Content Guidelines 🤗

💡 Also read the Hugging Face Code of Conduct which gives a general overview and states our standards and how we wish the community will behave.

🗓 Effective Date: August 10, 2022

Hugging Face’s purpose is to help the community work together to advance Open, Collaborative, and Responsible Machine Learning. Hugging Face’s achievements are only possible thanks to our awesome community.

We value these relationships and aim to maintain an environment where people feel welcome and supported and get the most out of their contributions and experiences. In order to do that, we must develop our understanding of the downstream consequences of our choices and foster foresight to make responsible decisions under the auspices of our platform.

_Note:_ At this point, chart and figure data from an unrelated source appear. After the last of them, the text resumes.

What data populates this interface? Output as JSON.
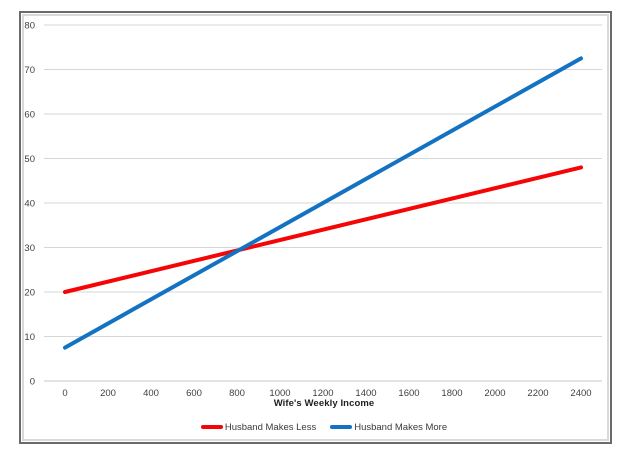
{
  "chart_data": {
    "type": "line",
    "title": "",
    "xlabel": "Wife's Weekly Income",
    "ylabel": "",
    "xlim": [
      0,
      2400
    ],
    "ylim": [
      0,
      80
    ],
    "x_ticks": [
      0,
      200,
      400,
      600,
      800,
      1000,
      1200,
      1400,
      1600,
      1800,
      2000,
      2200,
      2400
    ],
    "y_ticks": [
      0,
      10,
      20,
      30,
      40,
      50,
      60,
      70,
      80
    ],
    "grid": "horizontal",
    "legend_position": "bottom",
    "series": [
      {
        "name": "Husband Makes Less",
        "color": "#f50505",
        "points": [
          [
            0,
            20
          ],
          [
            2400,
            48
          ]
        ]
      },
      {
        "name": "Husband Makes More",
        "color": "#1373c2",
        "points": [
          [
            0,
            7.5
          ],
          [
            2400,
            72.5
          ]
        ]
      }
    ]
  },
  "colors": {
    "gridline": "#d7d7d7",
    "baseline": "#c8c8c8",
    "tick_text": "#3f3f3f",
    "frame_border": "#6a6a6c",
    "frame_inner": "#d9d9d9"
  }
}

This document aims to support Hugging Face’s actions to protect our community on our platform, allowing them to flag types of content with a higher risk of harming people and requiring additional attention.

🤔 What's the content?

The content on the Hugging Face platform is made up of:

🤖 Technical content:

  • Datasets
  • Models
  • Spaces/Demos

🧑 Human content:

  • Discussions & comments under the community tabs

🛎️ How can you report content?

The community tab allows you to bring issues to the attention of the Hugging Face community by opening discussions within each project, proposing Pull Requests to modify its content, and suggesting ways to address the problems. If you encounter harmful content, you can directly flag the repository via the "report" button on the hub. This action will open a public discussion in the community tab and ping the Hugging Face team, who will act accordingly to the following rules.

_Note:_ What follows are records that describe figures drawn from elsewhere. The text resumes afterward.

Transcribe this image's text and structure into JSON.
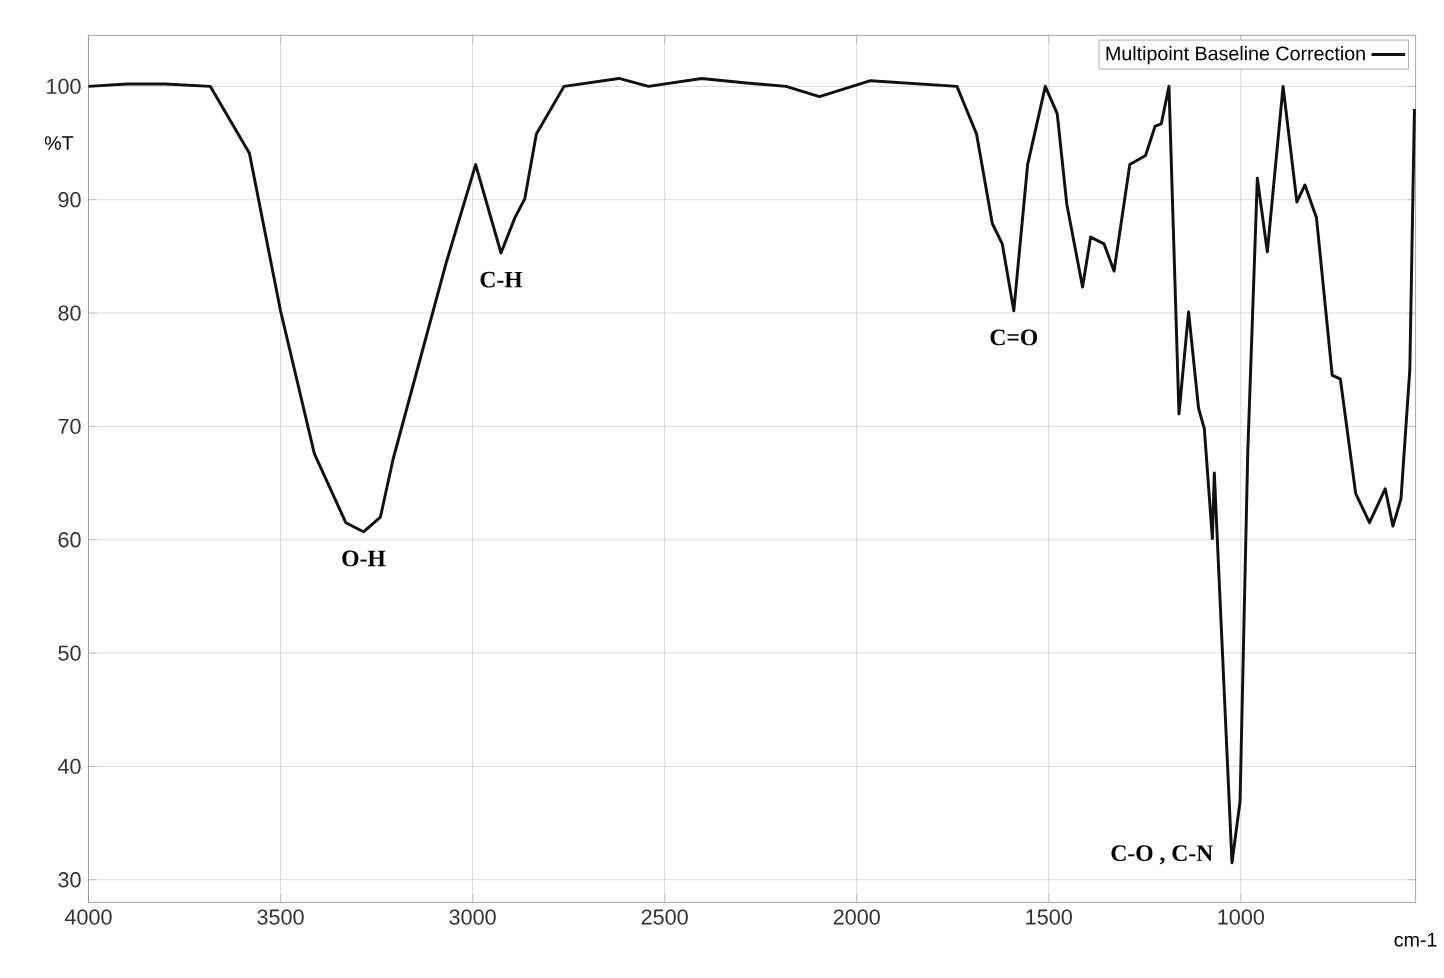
{
  "chart_data": {
    "type": "line",
    "xlabel": "cm-1",
    "ylabel": "%T",
    "xlim": [
      4000,
      545
    ],
    "ylim": [
      28,
      104.5
    ],
    "xticks": [
      4000,
      3500,
      3000,
      2500,
      2000,
      1500,
      1000
    ],
    "yticks": [
      30,
      40,
      50,
      60,
      70,
      80,
      90,
      100
    ],
    "grid": true,
    "legend": "top right",
    "marker": "none",
    "line_style": "solid",
    "series": [
      {
        "name": "Multipoint Baseline Correction",
        "color": "#111111",
        "x": [
          4000,
          3900,
          3800,
          3683,
          3581,
          3500,
          3412,
          3330,
          3284,
          3240,
          3207,
          3069,
          2992,
          2926,
          2890,
          2864,
          2834,
          2762,
          2619,
          2542,
          2404,
          2287,
          2184,
          2097,
          1964,
          1739,
          1688,
          1647,
          1621,
          1591,
          1555,
          1509,
          1478,
          1453,
          1412,
          1391,
          1356,
          1330,
          1289,
          1248,
          1223,
          1207,
          1187,
          1161,
          1136,
          1110,
          1095,
          1074,
          1069,
          1023,
          1002,
          982,
          957,
          931,
          890,
          854,
          833,
          803,
          762,
          741,
          701,
          665,
          624,
          604,
          583,
          560,
          548
        ],
        "values": [
          100,
          100.2,
          100.2,
          100,
          94.1,
          80.2,
          67.6,
          61.5,
          60.7,
          62,
          67.1,
          84.4,
          93.1,
          85.3,
          88.4,
          90.1,
          95.8,
          100,
          100.7,
          100,
          100.7,
          100.3,
          100,
          99.1,
          100.5,
          100,
          95.8,
          87.9,
          86.1,
          80.2,
          93.1,
          100,
          97.6,
          89.6,
          82.3,
          86.7,
          86.1,
          83.7,
          93.1,
          93.9,
          96.5,
          96.7,
          100,
          71.1,
          80.1,
          71.6,
          69.8,
          60.1,
          65.9,
          31.5,
          36.9,
          67.6,
          91.9,
          85.4,
          100,
          89.8,
          91.3,
          88.4,
          74.5,
          74.2,
          64.1,
          61.5,
          64.5,
          61.2,
          63.6,
          75,
          98
        ]
      }
    ],
    "annotations": [
      {
        "text": "O-H",
        "x": 3284,
        "y": 60.7
      },
      {
        "text": "C-H",
        "x": 2926,
        "y": 85.3
      },
      {
        "text": "C=O",
        "x": 1591,
        "y": 80.2
      },
      {
        "text": "C-O , C-N",
        "x": 1023,
        "y": 31.5
      }
    ]
  }
}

🕵️ How do we examine and measure inappropriate content?

We have a case-by-case measurement approach based on a triage system that allows us to classify the content and respond accordingly.

Timeline:

Once the report has been filed, best efforts from the Hugging Face team will be made to ensure your request is treated as soon as possible.

Technical content:

The following three measures are not necessarily sequential and can occur independently. Depending on the severity of the content, we may find ourselves in the situation of acting quickly.

🧐 Hey… friendly warning 🤨 Ouch… reaching the limit 😡 Ok… enough is enough!
We open a public discussion on the community tab raising the issue and asking for feedback. We send a written warning to the author clarifying the flagged content and consequences of failing to address the issue. We open a public discussion on the community tab raising the issue and asking for feedback. We send a written warning to the author clarifying the flagged content and consequences of failing to address the issue. Additionally, we evaluate the possibility of gating access to the content and downgrading the content's visibility on the platform. We open a public discussion on the community tab raising the issue and asking for feedback. We send a written warning to the author clarifying the flagged content and consequences of failing to address the issue. Additionally, we evaluate the possibility of blocking access to the content and downgrading the content's visibility on the platform.

Human content:

We do not tolerate the following human content on our platform:

  • Content promoting discrimination (see our Code of Conduct) & Hate speech.
  • Harassing, demeaning, or bullying
  • Sexual content involving minors, or used or created for harassment, bullying, or without explicit consent of the people represented.
  • Spam: a) it promotes a product or service, or b) excessive bulk activity
  • Other: a problem not listed above that requires our attention

Out of consideration for other users of the Hub, we also request that the following kinds of content be clearly marked (for example, in the repository's data or model card), and when possible to have the Hub users opt in to see the content (for example, by using the Hub's model or dataset repository gating function).

  • Un-requested violent content
  • Un-requested sexual content

Finally, we hold consent as a fundamental value at Hugging Face. We ask that you do not use our services to share or upload other people's data, such as their images, media recordings, or text, without their explicit consent. As we as a community develop better norms around trainng data and AI-related rights, we also ask that you take reasonable steps to honor other people's wishes regarding systems trained primarily on their data.

Consequences:

🧐 Hey… friendly warning 🤨 Ouch… reaching the limit 😡 Ok… enough is enough!
A private, written warning from the Hugging Face team, providing clarity around the nature of the content and an explanation of why the behavior was inappropriate. A warning with consequences for continued behavior. Violating these terms may lead to a temporary ban from any sort of public interaction within the community tab on the platform. A permanent ban from any sort of public interaction within the community tab on the platform.

👷‍♀️ Intellectual property rights infringement:

Digital Millennium Copyright Act (DMCA) takedown is a tool for copyright holders to get user-uploaded material that infringes their copyrights taken down off websites.

At Hugging Face, we comply with the DMCA! If you have any claims that any content on our Website violates or infringes your intellectual property rights, you may send your complaint to dmca@huggingface.co with detailed and accurate information supporting your claim.

You also represent and warrant that you will not knowingly provide misleading information to support your claim.

🛠️ Additional tools:

  • Authors of a Discussion or a Pull Request can edit the discussion's title.
  • Repository owners can choose to hide a community comment.